Le sort designa malheureusement Schaunard comme plenipotentiaire. Schaunard etait excellent virtuose, mais mauvais diplomate. Il arriva justement au comptoir comme le cafetier venait de perdre avec son vieil habitue. Flechissant sous la honte de trois capotes, Momus etait d'une humeur massacrante, et, aux premieres ouvertures de Schaunard, il entra dans une violente colere. Schaunard etait bon musicien, mais il avait un caractere deplorable. Il repondit par des insolences a double detente. La querelle s'envenima, et le cafetier monta en haut signifier qu'on eut a le payer, sans quoi l'on ne sortirait pas. Colline essaya d'intervenir avec son eloquence moderee, mais en apercevant une serviette avec laquelle Colline avait fait de la charpie, la colere du cafetier redoubla, et, pour se garantir, il osa meme porter une main profane sur le paletot noisette du philosophe et sur les pelisses des dames.

Un feu de peloton d'injures s'engagea entre les bohemiens et le maitre de l'etablissement.

Les trois femmes parlaient amourettes et chiffons.

Le personnage etranger se derangeait de son impassibilite; peu a peu il s'etait leve, avait fait un pas, puis deux, et marchait comme une personne naturelle; il s'avanca pres du cafetier, le prit a part et lui parla tout bas. Rodolphe et Marcel le suivaient du regard. Le cafetier sortit enfin en disant a l'etranger:

– Certainement que je consens, Monsieur Barbemuche, certainement; arrangez-vous avec eux.

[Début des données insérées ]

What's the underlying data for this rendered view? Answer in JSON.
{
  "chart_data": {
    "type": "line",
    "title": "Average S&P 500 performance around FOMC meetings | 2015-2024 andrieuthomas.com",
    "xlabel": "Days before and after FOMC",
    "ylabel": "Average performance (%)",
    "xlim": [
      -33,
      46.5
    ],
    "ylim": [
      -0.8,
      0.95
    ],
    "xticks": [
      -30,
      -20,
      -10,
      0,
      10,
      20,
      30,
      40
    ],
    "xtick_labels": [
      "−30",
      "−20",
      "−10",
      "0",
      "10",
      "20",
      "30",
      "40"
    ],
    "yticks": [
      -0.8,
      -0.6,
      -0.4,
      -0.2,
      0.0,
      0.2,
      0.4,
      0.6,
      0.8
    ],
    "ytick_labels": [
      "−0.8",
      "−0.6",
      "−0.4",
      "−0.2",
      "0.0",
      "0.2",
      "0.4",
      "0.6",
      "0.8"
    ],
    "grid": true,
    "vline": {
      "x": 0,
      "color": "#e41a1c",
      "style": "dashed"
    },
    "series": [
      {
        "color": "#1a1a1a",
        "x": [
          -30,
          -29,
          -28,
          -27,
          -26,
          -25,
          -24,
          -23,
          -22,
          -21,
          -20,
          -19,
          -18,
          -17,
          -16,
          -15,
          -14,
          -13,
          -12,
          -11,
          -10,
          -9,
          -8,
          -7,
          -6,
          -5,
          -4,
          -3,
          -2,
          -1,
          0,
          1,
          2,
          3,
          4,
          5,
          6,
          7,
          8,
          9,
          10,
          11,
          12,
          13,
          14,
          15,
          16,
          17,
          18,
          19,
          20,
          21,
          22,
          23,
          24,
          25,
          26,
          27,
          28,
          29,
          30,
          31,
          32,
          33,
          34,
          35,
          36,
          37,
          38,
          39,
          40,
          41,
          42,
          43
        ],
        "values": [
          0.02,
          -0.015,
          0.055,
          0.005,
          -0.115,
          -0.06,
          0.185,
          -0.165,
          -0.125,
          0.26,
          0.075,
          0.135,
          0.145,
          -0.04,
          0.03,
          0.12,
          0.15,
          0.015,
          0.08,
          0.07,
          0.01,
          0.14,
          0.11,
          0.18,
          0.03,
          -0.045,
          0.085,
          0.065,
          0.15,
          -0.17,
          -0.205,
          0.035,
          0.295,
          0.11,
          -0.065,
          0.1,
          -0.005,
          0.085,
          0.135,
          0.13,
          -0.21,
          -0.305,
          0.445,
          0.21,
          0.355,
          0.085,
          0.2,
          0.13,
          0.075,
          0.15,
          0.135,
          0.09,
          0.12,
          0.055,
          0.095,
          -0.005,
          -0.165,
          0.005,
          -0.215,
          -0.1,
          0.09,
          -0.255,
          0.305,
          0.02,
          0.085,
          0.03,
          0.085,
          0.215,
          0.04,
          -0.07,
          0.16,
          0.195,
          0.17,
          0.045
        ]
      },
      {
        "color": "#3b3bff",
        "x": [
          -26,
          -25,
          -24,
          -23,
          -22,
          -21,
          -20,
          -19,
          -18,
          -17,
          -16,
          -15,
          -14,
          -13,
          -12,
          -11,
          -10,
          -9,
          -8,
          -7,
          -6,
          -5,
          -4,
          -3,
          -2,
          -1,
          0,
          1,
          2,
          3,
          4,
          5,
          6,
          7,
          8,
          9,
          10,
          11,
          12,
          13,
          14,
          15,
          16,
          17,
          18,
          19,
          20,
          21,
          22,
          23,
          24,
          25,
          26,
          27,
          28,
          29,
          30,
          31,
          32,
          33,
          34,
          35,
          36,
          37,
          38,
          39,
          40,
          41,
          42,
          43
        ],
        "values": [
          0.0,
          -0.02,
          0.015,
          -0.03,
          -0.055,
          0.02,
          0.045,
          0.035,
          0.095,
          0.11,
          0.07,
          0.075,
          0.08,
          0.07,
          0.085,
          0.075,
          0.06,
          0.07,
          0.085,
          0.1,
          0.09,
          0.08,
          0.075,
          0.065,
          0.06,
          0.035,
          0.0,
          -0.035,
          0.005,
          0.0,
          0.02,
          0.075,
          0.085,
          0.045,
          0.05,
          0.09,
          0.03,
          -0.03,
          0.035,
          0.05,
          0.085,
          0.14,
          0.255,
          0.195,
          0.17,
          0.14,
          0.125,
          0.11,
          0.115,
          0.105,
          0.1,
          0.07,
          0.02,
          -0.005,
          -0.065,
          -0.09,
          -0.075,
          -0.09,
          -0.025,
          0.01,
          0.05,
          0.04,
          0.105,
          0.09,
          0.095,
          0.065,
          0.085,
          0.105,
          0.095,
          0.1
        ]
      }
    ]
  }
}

M. Barbemuche retourna a sa table pour prendre son chapeau, le mit sur sa tete, fit une conversion a droite, et, en trois pas, arriva pres de Rodolphe et de Marcel, ota son chapeau, s'inclina devant les hommes, envoya un salut aux dames, tira son mouchoir, se moucha et prit la parole d'une voix timide:

– Pardon, messieurs, de l'indiscretion que je vais commettre, dit-il. Il y a longtemps que je brule du desir de faire votre connaissance, mais je n'avais pas trouve jusqu'ici d'occasion favorable pour me mettre en rapport avec vous. Me permettez-vous de saisir celle qui se presente aujourd'hui?

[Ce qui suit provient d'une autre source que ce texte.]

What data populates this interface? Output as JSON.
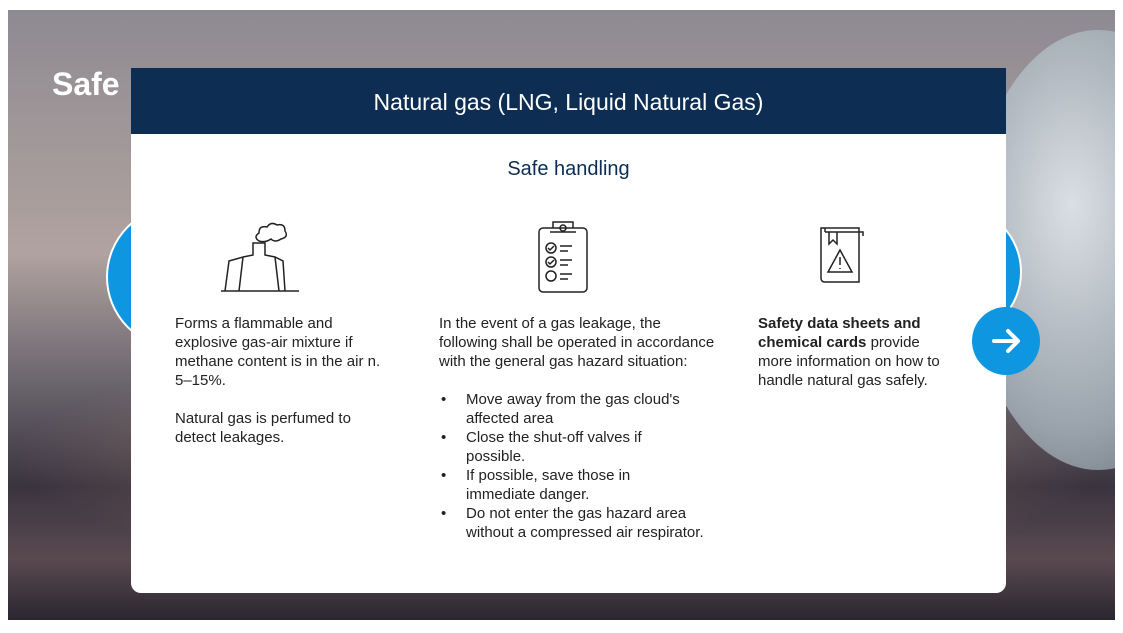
{
  "background": {
    "title": "Safe"
  },
  "modal": {
    "title": "Natural gas (LNG, Liquid Natural Gas)",
    "subtitle": "Safe handling",
    "columns": [
      {
        "paragraphs": [
          "Forms a flammable and explosive gas-air mixture if methane content is in the air n. 5–15%.",
          "Natural gas is perfumed to detect leakages."
        ]
      },
      {
        "intro": "In the event of a gas leakage, the following shall be operated in accordance with the general gas hazard situation:",
        "bullets": [
          "Move away from the gas cloud's affected area",
          "Close the shut-off valves if possible.",
          "If possible, save those in immediate danger.",
          "Do not enter the gas hazard area without a compressed air respirator."
        ]
      },
      {
        "bold": "Safety data sheets and chemical cards",
        "text": "provide more information on how to handle natural gas safely."
      }
    ]
  }
}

– Certainement, certainement, fit Colline qui voyait venir l'etranger.

Rodolphe et Marcel saluerent sans rien dire.

La delicatesse trop exquise de Schaunard faillit tout perdre.

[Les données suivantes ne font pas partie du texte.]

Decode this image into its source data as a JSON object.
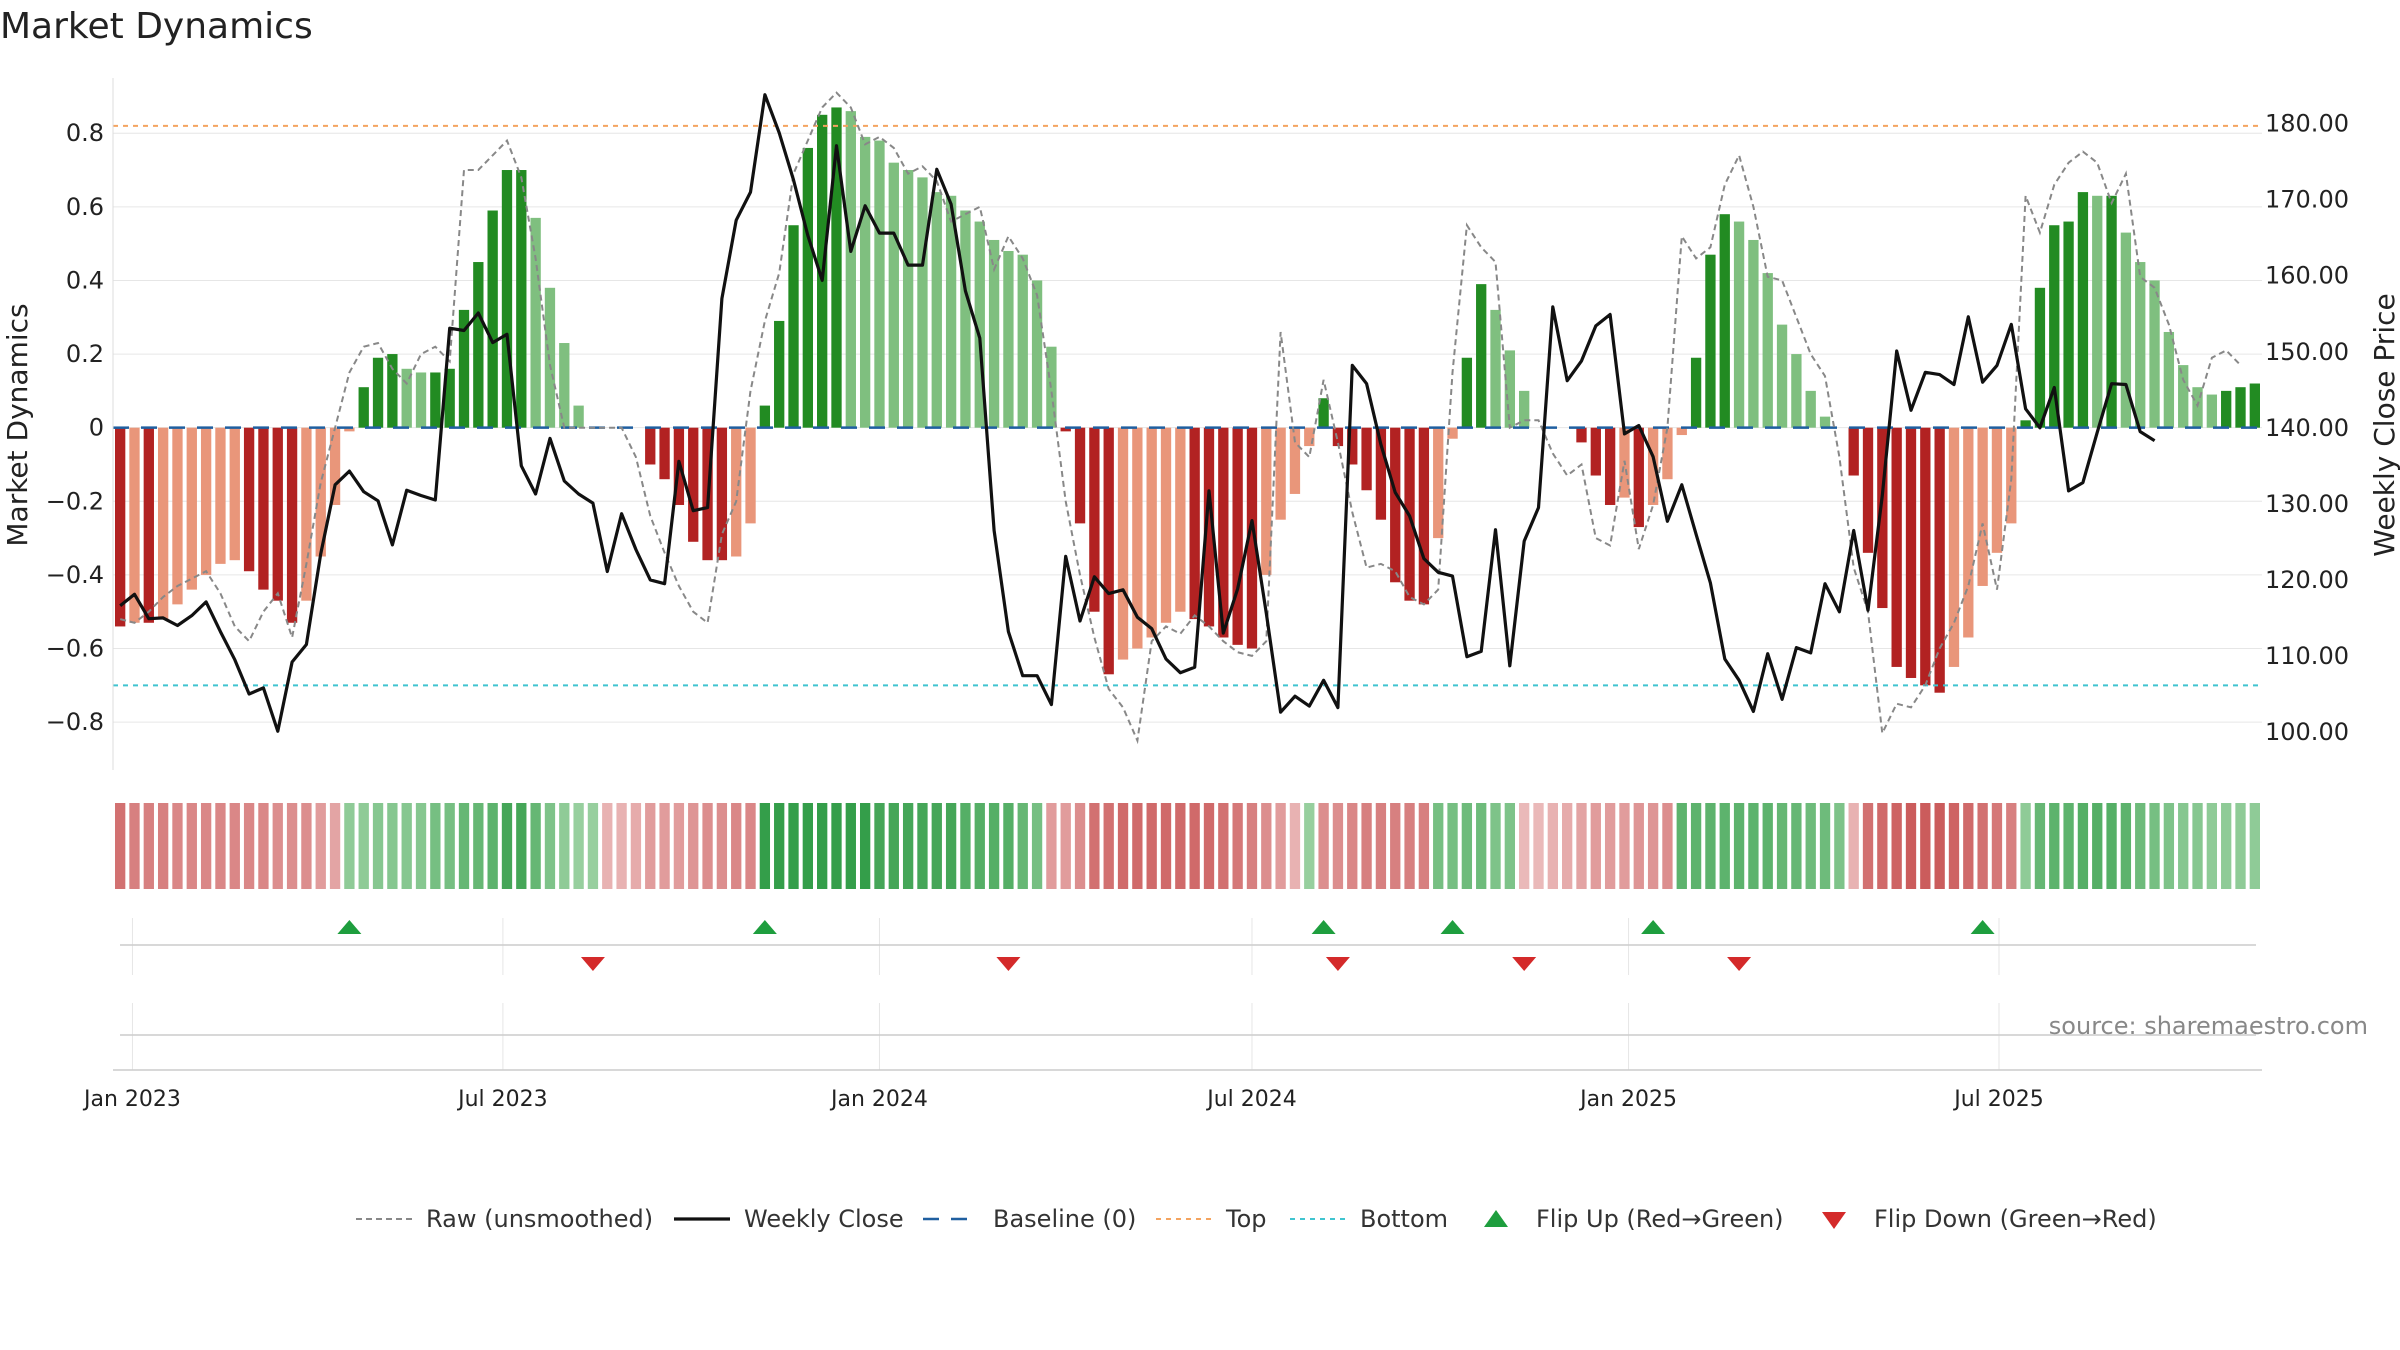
{
  "chart_data": {
    "type": "bar",
    "title": "Market Dynamics",
    "ylabel_left": "Market Dynamics",
    "ylabel_right": "Weekly Close Price",
    "ylim_left": [
      -0.93,
      0.95
    ],
    "ylim_right": [
      95,
      186
    ],
    "yticks_left": [
      -0.8,
      -0.6,
      -0.4,
      -0.2,
      0,
      0.2,
      0.4,
      0.6,
      0.8
    ],
    "yticks_left_labels": [
      "−0.8",
      "−0.6",
      "−0.4",
      "−0.2",
      "0",
      "0.2",
      "0.4",
      "0.6",
      "0.8"
    ],
    "yticks_right": [
      100,
      110,
      120,
      130,
      140,
      150,
      160,
      170,
      180
    ],
    "yticks_right_labels": [
      "100.00",
      "110.00",
      "120.00",
      "130.00",
      "140.00",
      "150.00",
      "160.00",
      "170.00",
      "180.00"
    ],
    "x_start": "2022-12-26",
    "x_step_days": 7,
    "date_ticks": [
      {
        "label": "Jan 2023",
        "date": "2023-01-01"
      },
      {
        "label": "Jul 2023",
        "date": "2023-07-01"
      },
      {
        "label": "Jan 2024",
        "date": "2024-01-01"
      },
      {
        "label": "Jul 2024",
        "date": "2024-07-01"
      },
      {
        "label": "Jan 2025",
        "date": "2025-01-01"
      },
      {
        "label": "Jul 2025",
        "date": "2025-07-01"
      }
    ],
    "top_level": 0.82,
    "bottom_level": -0.7,
    "baseline": 0,
    "smoothed": [
      -0.54,
      -0.53,
      -0.53,
      -0.52,
      -0.48,
      -0.44,
      -0.4,
      -0.37,
      -0.36,
      -0.39,
      -0.44,
      -0.47,
      -0.53,
      -0.47,
      -0.35,
      -0.21,
      -0.01,
      0.11,
      0.19,
      0.2,
      0.16,
      0.15,
      0.15,
      0.16,
      0.32,
      0.45,
      0.59,
      0.7,
      0.7,
      0.57,
      0.38,
      0.23,
      0.06,
      0.0,
      0.0,
      0.0,
      0.0,
      -0.1,
      -0.14,
      -0.21,
      -0.31,
      -0.36,
      -0.36,
      -0.35,
      -0.26,
      0.06,
      0.29,
      0.55,
      0.76,
      0.85,
      0.87,
      0.86,
      0.79,
      0.78,
      0.72,
      0.7,
      0.68,
      0.64,
      0.63,
      0.59,
      0.56,
      0.51,
      0.48,
      0.47,
      0.4,
      0.22,
      -0.01,
      -0.26,
      -0.5,
      -0.67,
      -0.63,
      -0.6,
      -0.57,
      -0.53,
      -0.5,
      -0.52,
      -0.54,
      -0.57,
      -0.59,
      -0.6,
      -0.4,
      -0.25,
      -0.18,
      -0.05,
      0.08,
      -0.05,
      -0.1,
      -0.17,
      -0.25,
      -0.42,
      -0.47,
      -0.48,
      -0.3,
      -0.03,
      0.19,
      0.39,
      0.32,
      0.21,
      0.1,
      0.0,
      0.0,
      0.0,
      -0.04,
      -0.13,
      -0.21,
      -0.19,
      -0.27,
      -0.21,
      -0.14,
      -0.02,
      0.19,
      0.47,
      0.58,
      0.56,
      0.51,
      0.42,
      0.28,
      0.2,
      0.1,
      0.03,
      0.0,
      -0.13,
      -0.34,
      -0.49,
      -0.65,
      -0.68,
      -0.7,
      -0.72,
      -0.65,
      -0.57,
      -0.43,
      -0.34,
      -0.26,
      0.02,
      0.38,
      0.55,
      0.56,
      0.64,
      0.63,
      0.63,
      0.53,
      0.45,
      0.4,
      0.26,
      0.17,
      0.11,
      0.09,
      0.1,
      0.11,
      0.12
    ],
    "raw": [
      -0.52,
      -0.53,
      -0.5,
      -0.46,
      -0.43,
      -0.41,
      -0.39,
      -0.45,
      -0.54,
      -0.58,
      -0.5,
      -0.45,
      -0.57,
      -0.37,
      -0.15,
      0.0,
      0.15,
      0.22,
      0.23,
      0.16,
      0.12,
      0.2,
      0.22,
      0.18,
      0.7,
      0.7,
      0.74,
      0.78,
      0.68,
      0.46,
      0.17,
      0.0,
      0.0,
      0.0,
      0.0,
      0.0,
      -0.08,
      -0.24,
      -0.34,
      -0.43,
      -0.5,
      -0.53,
      -0.29,
      -0.2,
      0.1,
      0.29,
      0.42,
      0.69,
      0.78,
      0.87,
      0.91,
      0.87,
      0.77,
      0.79,
      0.76,
      0.69,
      0.71,
      0.67,
      0.56,
      0.58,
      0.6,
      0.43,
      0.52,
      0.46,
      0.36,
      0.1,
      -0.2,
      -0.4,
      -0.57,
      -0.71,
      -0.76,
      -0.85,
      -0.58,
      -0.54,
      -0.56,
      -0.51,
      -0.54,
      -0.58,
      -0.61,
      -0.62,
      -0.58,
      0.26,
      -0.04,
      -0.08,
      0.13,
      -0.04,
      -0.23,
      -0.38,
      -0.37,
      -0.39,
      -0.46,
      -0.48,
      -0.44,
      0.15,
      0.55,
      0.49,
      0.45,
      0.0,
      0.02,
      0.02,
      -0.07,
      -0.13,
      -0.1,
      -0.3,
      -0.32,
      -0.09,
      -0.33,
      -0.21,
      0.0,
      0.52,
      0.46,
      0.49,
      0.66,
      0.74,
      0.6,
      0.41,
      0.4,
      0.3,
      0.2,
      0.14,
      -0.08,
      -0.38,
      -0.5,
      -0.83,
      -0.75,
      -0.76,
      -0.7,
      -0.6,
      -0.53,
      -0.43,
      -0.26,
      -0.44,
      -0.14,
      0.63,
      0.53,
      0.66,
      0.72,
      0.75,
      0.72,
      0.61,
      0.69,
      0.41,
      0.38,
      0.28,
      0.13,
      0.06,
      0.19,
      0.21,
      0.17
    ],
    "close": [
      116.6,
      118.1,
      114.9,
      115.0,
      114.0,
      115.3,
      117.1,
      113.2,
      109.5,
      105.0,
      105.8,
      100.1,
      109.2,
      111.5,
      123.4,
      132.5,
      134.3,
      131.6,
      130.4,
      124.6,
      131.8,
      131.1,
      130.5,
      153.1,
      152.8,
      155.1,
      151.2,
      152.3,
      135.0,
      131.3,
      138.6,
      133.0,
      131.3,
      130.1,
      121.1,
      128.7,
      124.0,
      120.0,
      119.5,
      135.6,
      129.1,
      129.5,
      157.0,
      167.3,
      171.0,
      183.8,
      178.8,
      172.6,
      165.3,
      159.4,
      177.1,
      163.2,
      169.2,
      165.6,
      165.6,
      161.4,
      161.4,
      174.0,
      169.4,
      158.0,
      151.8,
      126.5,
      113.2,
      107.4,
      107.4,
      103.6,
      123.1,
      114.6,
      120.4,
      118.2,
      118.7,
      115.1,
      113.6,
      109.6,
      107.8,
      108.5,
      131.7,
      113.0,
      118.8,
      127.8,
      115.6,
      102.6,
      104.7,
      103.4,
      106.8,
      103.2,
      148.2,
      145.8,
      137.8,
      131.5,
      128.4,
      122.8,
      121.0,
      120.5,
      109.9,
      110.6,
      126.6,
      108.7,
      125.1,
      129.5,
      155.9,
      146.2,
      148.8,
      153.4,
      154.9,
      139.2,
      140.3,
      136.2,
      127.7,
      132.5,
      126.0,
      119.6,
      109.6,
      106.8,
      102.7,
      110.3,
      104.3,
      111.1,
      110.4,
      119.5,
      115.8,
      126.5,
      116.0,
      131.1,
      150.1,
      142.3,
      147.3,
      147.0,
      145.7,
      154.6,
      146.0,
      148.2,
      153.6,
      142.5,
      140.0,
      145.3,
      131.7,
      132.8,
      139.4,
      145.8,
      145.7,
      139.5,
      138.3
    ],
    "strip": [
      -0.7,
      -0.6,
      -0.6,
      -0.6,
      -0.55,
      -0.55,
      -0.55,
      -0.55,
      -0.55,
      -0.55,
      -0.55,
      -0.5,
      -0.5,
      -0.5,
      -0.4,
      -0.35,
      0.35,
      0.35,
      0.4,
      0.4,
      0.4,
      0.4,
      0.5,
      0.5,
      0.6,
      0.6,
      0.65,
      0.8,
      0.8,
      0.6,
      0.45,
      0.35,
      0.3,
      0.3,
      -0.25,
      -0.25,
      -0.3,
      -0.4,
      -0.4,
      -0.4,
      -0.45,
      -0.5,
      -0.5,
      -0.55,
      -0.55,
      0.9,
      0.9,
      0.9,
      0.9,
      0.9,
      0.9,
      0.9,
      0.9,
      0.8,
      0.8,
      0.8,
      0.8,
      0.8,
      0.8,
      0.7,
      0.7,
      0.7,
      0.7,
      0.6,
      0.5,
      -0.4,
      -0.4,
      -0.5,
      -0.7,
      -0.7,
      -0.75,
      -0.75,
      -0.75,
      -0.75,
      -0.75,
      -0.75,
      -0.75,
      -0.7,
      -0.65,
      -0.6,
      -0.5,
      -0.4,
      -0.25,
      0.3,
      -0.5,
      -0.5,
      -0.55,
      -0.6,
      -0.6,
      -0.6,
      -0.6,
      -0.6,
      0.5,
      0.5,
      0.55,
      0.55,
      0.45,
      0.45,
      -0.2,
      -0.2,
      -0.25,
      -0.3,
      -0.35,
      -0.4,
      -0.4,
      -0.4,
      -0.45,
      -0.45,
      -0.5,
      0.65,
      0.65,
      0.65,
      0.65,
      0.65,
      0.65,
      0.65,
      0.6,
      0.6,
      0.55,
      0.55,
      0.45,
      -0.25,
      -0.7,
      -0.75,
      -0.8,
      -0.85,
      -0.85,
      -0.85,
      -0.8,
      -0.75,
      -0.7,
      -0.65,
      -0.6,
      0.35,
      0.6,
      0.65,
      0.65,
      0.7,
      0.7,
      0.7,
      0.65,
      0.55,
      0.5,
      0.45,
      0.4,
      0.4,
      0.35,
      0.35,
      0.35,
      0.35
    ],
    "flip_up_weeks": [
      16,
      45,
      84,
      93,
      107,
      130
    ],
    "flip_down_weeks": [
      33,
      62,
      85,
      98,
      113
    ],
    "legend": [
      {
        "key": "raw",
        "label": "Raw (unsmoothed)"
      },
      {
        "key": "close",
        "label": "Weekly Close"
      },
      {
        "key": "baseline",
        "label": "Baseline (0)"
      },
      {
        "key": "top",
        "label": "Top"
      },
      {
        "key": "bottom",
        "label": "Bottom"
      },
      {
        "key": "flip_up",
        "label": "Flip Up (Red→Green)"
      },
      {
        "key": "flip_down",
        "label": "Flip Down (Green→Red)"
      }
    ],
    "source": "source: sharemaestro.com",
    "colors": {
      "bull_strong": "#228b22",
      "bull_weak": "#7fbf7f",
      "bear_strong": "#b22222",
      "bear_weak": "#e9967a",
      "top": "#f4a460",
      "bottom": "#40c4d0",
      "baseline": "#1f5fa0",
      "raw": "#888888",
      "close": "#111111",
      "flip_up": "#1e9e3e",
      "flip_down": "#d42a2a",
      "grid": "#e6e6e6"
    }
  }
}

– Permettez, monsieur, dit-il avec vivacite, vous n'avez pas l'honneur de nous connaitre, et les convenances s'opposent a ce que… Auriez-vous la bonte de me donner une pipe de tabac?… Du reste, je serai de l'avis de mes amis…

– Messieurs, reprit Barbemuche, je suis comme vous un disciple des beaux-arts. Autant que j'ai pu m'en apercevoir en vous entendant causer, nos gouts sont les memes, j'ai le plus vif desir d'etre de vos amis, et de pouvoir vous retrouver ici chaque soir… le proprietaire de cet etablissement est un brutal, mais je lui ai dit deux mots, et vous etes libres de vous retirer… j'ose esperer que vous ne me refuserez pas les moyens de vous retrouver en ces lieux, en acceptant le leger service que…

La rougeur de l'indignation monta au visage de Schaunard.

– Il specule sur notre situation, dit-il, nous ne pouvons pas accepter. Il a paye notre addition: je vais lui jouer les vingt-cinq francs au billard, et je lui rendrai des points.

Barbemuche accepta la proposition et eut le bon esprit de perdre, mais ce beau trait lui gagna l'estime de la Boheme.

On se quitta en se donnant rendez-vous pour le lendemain.

– Comme ca, disait Schaunard a Marcel, nous ne lui devons rien; notre dignite est sauvegardee.

– Et nous pouvons presque exiger un nouveau souper ajouta Colline.